Everything went well. They drove up to Sag Harbor Saturday morning, following the black two-lane road to the end of the North Haven peninsula and taking the short ferry ride to Shelter Island. They played golf at Gardiners Bay, Biddy and Kristi trooping along behind the adults over the beautiful misty fairways, hacking away at their golf balls, delighting in the springy feel of the greens beneath their feet. Afterward, they drove along Ram Island Drive with the windows open, the sea smell filling the car and the bay quiet and wide and huge to the west. They stopped along docks at the water's edge, nosing around dingy small boats tied nearby. Mr. Carver talked of the islands to the east, Plum Island and Great Gull Island and others, and of their beauty and solitude. The quality of the light conferred a special clarity on the land and sea in the distance, making the water fresh and blue. Gulls' cries echoed over the surface and the boats quietly thumped one another with the arrival of an occasional wave from a far-off speedboat. They bought dinner in a seafood restaurant with nets hanging over the tables. On Sunday they lay in the hot sun and crested and splashed in tumbling breakers at the beach when it got too hot. That evening they showered and sat in lounge chairs in the back, cool and relaxed in the breezy darkness, unbothered by mosquitoes. He slept luxuriously on the cot, a hand or foot draped over the sharp-cornered edges.

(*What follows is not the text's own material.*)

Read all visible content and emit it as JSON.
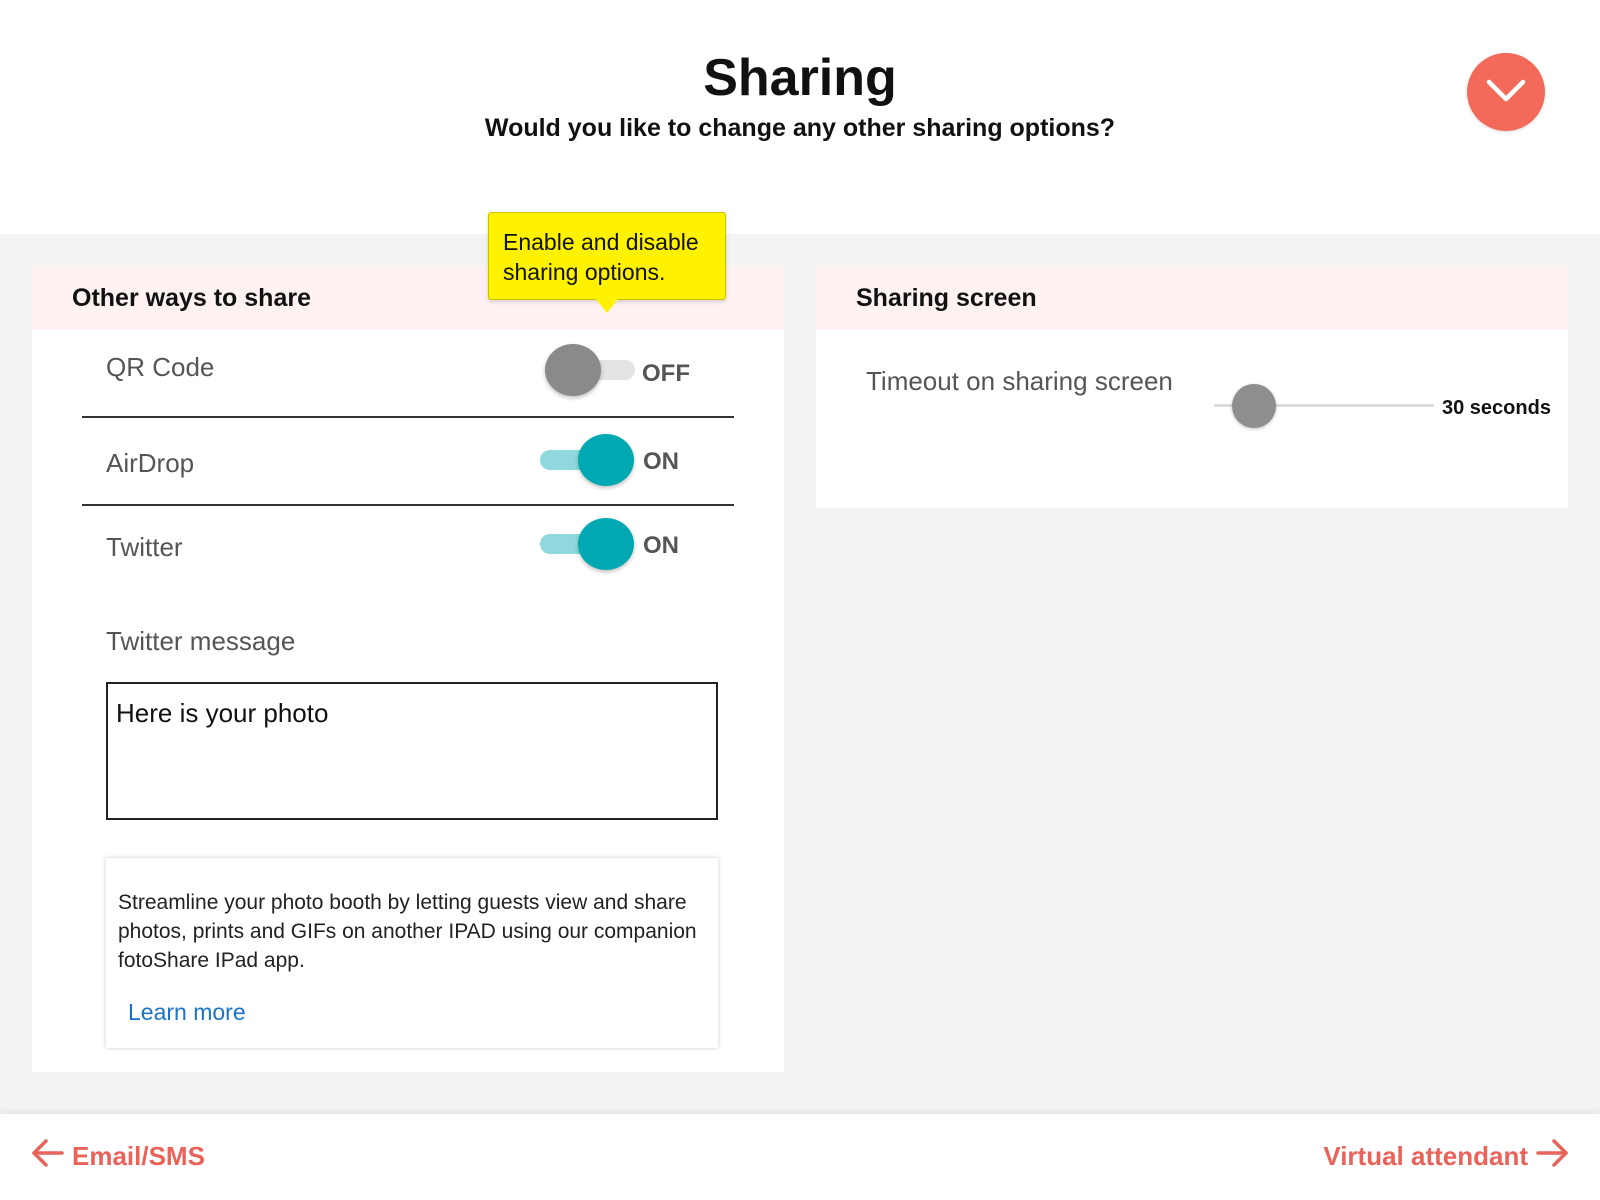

They flew back early Monday morning. Carver pumped Biddy's hand goodbye and Biddy found it difficult finally to lift his other hand from the smooth metal of the fuselage. His parents saw their host off in his Datsun, thanking him repeatedly and insisting they get together soon, and then exploded into argument once he'd left. Something his father had done or not done or gotten or not gotten was the cause of it all. His mother had said nothing until safely in Stratford. She was, his father said as they crossed behind the Sikorsky hangar to their car, an Italian land mine.
Later in the week, Biddy and Louis were picked up by the yellow security jeep at the airport for playing too close to the runway. Biddy had been drawn back to the Cessnas and they'd strayed too far from the edge of the salt marsh, daring each other onto the tarmac. Louis had been staying over for the day and his father had expressed the hope that they'd find something sedate to do.